Sem Daniel, o Brasil, afinal, fica fora da maratona olímpica, uma prova-fetiche também dos jogos e na qual o país bateu na trave algumas vezes, como —como esquecer?— em Atenas 2004, quando Vanderlei Cordeiro teve o ouro lhe arrancado do pescoço pelo padre irlandês sem Deus nem caráter.

Olimpíada de Atenas, 2004 - Atletismo: o ex-padre irlandês Cornelius Horan agarra o maratonista brasileiro Vanderlei Cordeiro de Lima, que liderava a maratona, e o derruba; Vanderlei chegou em terceiro. - Reuters

Mesmo que muitos treinadores de assessorias de corrida amadora sejam oriundos do alto rendimento, seus alunos, o tal "circuito corredor", talvez hoje só tenham olhos para o próprio Instagram e para a sucessão quase interminável de provas de corrida de rua que dominam as manhãs de domingo das capitais brasileiras.

Pois bem, uma delas, razoavelmente importante, a maratona de São Paulo da organizadora Iguana, no dia 28 de julho, já está aí. E eu, que não me via correndo uma maratona tão cedo, recebi um convite inesperado de um patrocinador da prova e me inscrevi para os 42 km.

O cânone da preparação para a maratona começa com uma sessão de hipnose, pode-se dizer, em que o paciente é submetido a um mantra, uma frase que fica ribombando horas sem fim nos ouvidos do incauto. É assim:

"É preciso respeitar a maratona."

"É preciso respeitar a maratona."

"É preciso respeitar a maratona."

Depois disso, vem uma preparação meticulosa, de em geral quatro meses, com corridas —o povo chama de "treino"— com quilometragem crescente até uns 32 km.

Finalmente, nos dias mais próximos da prova-alvo, é hora do "polimento", com quilometragens bem mais leves.

Vou para minha décima, ou décima primeira, maratona, e precisaria consultar os alfarrábios, sem novamente fazer nada disso.

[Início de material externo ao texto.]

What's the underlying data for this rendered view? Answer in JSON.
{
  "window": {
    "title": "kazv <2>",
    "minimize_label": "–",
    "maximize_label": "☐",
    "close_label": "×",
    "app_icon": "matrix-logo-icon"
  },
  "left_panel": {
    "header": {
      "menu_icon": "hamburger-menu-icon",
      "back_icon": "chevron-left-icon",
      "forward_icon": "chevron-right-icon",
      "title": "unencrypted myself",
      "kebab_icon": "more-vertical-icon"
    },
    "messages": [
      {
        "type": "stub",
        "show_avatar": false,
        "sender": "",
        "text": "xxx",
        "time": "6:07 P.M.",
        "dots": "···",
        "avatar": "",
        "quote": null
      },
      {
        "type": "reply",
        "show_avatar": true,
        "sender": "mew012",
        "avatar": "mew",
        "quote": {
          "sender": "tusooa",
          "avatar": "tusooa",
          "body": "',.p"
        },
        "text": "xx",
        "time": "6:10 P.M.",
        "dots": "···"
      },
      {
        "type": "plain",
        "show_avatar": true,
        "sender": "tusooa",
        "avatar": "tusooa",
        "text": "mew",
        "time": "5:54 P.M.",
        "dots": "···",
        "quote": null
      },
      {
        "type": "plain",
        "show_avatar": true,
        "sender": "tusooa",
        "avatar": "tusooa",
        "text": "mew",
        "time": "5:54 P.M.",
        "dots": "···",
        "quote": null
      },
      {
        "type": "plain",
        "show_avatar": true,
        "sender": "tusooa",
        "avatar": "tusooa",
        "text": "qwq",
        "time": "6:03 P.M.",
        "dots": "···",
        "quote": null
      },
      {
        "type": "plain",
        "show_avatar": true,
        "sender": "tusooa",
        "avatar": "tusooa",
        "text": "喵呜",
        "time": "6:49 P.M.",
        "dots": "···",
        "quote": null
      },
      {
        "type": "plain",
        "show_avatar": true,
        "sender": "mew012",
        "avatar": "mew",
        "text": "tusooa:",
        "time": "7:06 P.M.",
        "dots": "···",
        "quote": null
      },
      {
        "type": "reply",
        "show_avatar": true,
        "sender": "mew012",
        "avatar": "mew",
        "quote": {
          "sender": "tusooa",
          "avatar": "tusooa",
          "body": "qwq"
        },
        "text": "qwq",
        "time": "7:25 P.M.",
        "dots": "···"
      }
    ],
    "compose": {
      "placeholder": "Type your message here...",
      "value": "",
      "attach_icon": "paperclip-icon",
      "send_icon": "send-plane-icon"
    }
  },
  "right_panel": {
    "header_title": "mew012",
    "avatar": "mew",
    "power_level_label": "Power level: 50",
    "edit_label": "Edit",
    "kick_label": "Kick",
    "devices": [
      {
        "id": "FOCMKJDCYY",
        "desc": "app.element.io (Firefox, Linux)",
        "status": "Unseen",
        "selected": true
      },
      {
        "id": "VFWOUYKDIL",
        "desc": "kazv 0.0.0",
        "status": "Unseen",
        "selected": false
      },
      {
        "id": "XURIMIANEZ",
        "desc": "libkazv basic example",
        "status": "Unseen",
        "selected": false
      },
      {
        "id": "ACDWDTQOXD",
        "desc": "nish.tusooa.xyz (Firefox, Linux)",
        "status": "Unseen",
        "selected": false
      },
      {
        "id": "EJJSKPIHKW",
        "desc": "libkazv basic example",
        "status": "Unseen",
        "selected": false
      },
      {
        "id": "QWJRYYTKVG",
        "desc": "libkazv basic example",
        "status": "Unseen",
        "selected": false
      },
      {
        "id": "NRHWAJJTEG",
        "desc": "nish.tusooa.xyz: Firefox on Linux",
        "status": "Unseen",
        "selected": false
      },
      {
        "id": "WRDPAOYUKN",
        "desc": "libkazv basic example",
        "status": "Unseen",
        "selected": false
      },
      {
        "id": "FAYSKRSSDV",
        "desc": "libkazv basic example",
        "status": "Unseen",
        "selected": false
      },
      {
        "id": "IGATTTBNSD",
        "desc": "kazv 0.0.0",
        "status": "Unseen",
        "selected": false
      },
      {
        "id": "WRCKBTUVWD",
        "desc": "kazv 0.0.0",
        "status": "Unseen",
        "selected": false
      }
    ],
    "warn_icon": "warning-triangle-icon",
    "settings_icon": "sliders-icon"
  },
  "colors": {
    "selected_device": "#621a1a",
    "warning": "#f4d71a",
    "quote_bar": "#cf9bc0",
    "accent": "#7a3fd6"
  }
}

Uma sucessão de meias maratonas nas últimas semanas —a última delas a do Butantã, do cubano Thomas Cabrera—, em que terminei forte e confortavelmente, contudo, me dão certa segurança de que não vai dar chabu.

E que chabu poderia dar? Caminhar alguns trechos lá pela marca dos 30 km? Diminuir radicalmente a velocidade? Tudo isso não é razão para desclassificação nem, creio, para uma depressão cava e profunda do corredor.

Tenho um amigo também corredor de maratonas, o chamemos de Gaúcho, que não se vê andando nem por um centímetro sequer nas suas provas de corrida. "Vim aqui para correr", ele costuma dizer, à maneira do analista de Bagé, refutando a ideia de que caminhar é, digamos, um recurso nessas horas.

Andei nas minhas últimas maratonas alguns trechos, o que talvez pudesse ter evitado não exatamente com respeito ao cânone, mas com um pouco mais de perseverança mental –é sempre, ou na maioria das vezes, uma falha da cuca que faz a gente abortar o "trem" de corrida nas provas longas.

Mas o cânone não é (e está longe de ser, aliás) o único caminho para quem quer estrear na maratona. É só mais um sintoma do respeito exagerado, de nível quase patologicamente devocional, que treinadores e mesmo maratonistas amadores injetam na conversa.

Correr uma maratona, como eu já disse algumas vezes, é só mais um fetiche, o mesmo que o Kakay tem por vinhos, e os malucos da avenida Europa, por carros.

Não faríamos má figura se corrêssemos no dia 28 vestidos todos de vinil dos pés à cabeça.

E, por fim, para voltar ao começo: com toda essa, digamos, liberalidade em relação ao cânone, considero quase um doping servir-se de suplementos energéticos durante a prova.

Mas doping, doping mesmo para o corredor amador, é conversar ao longo da maratona. Aí, meu amigue, ninguém segura o cabra.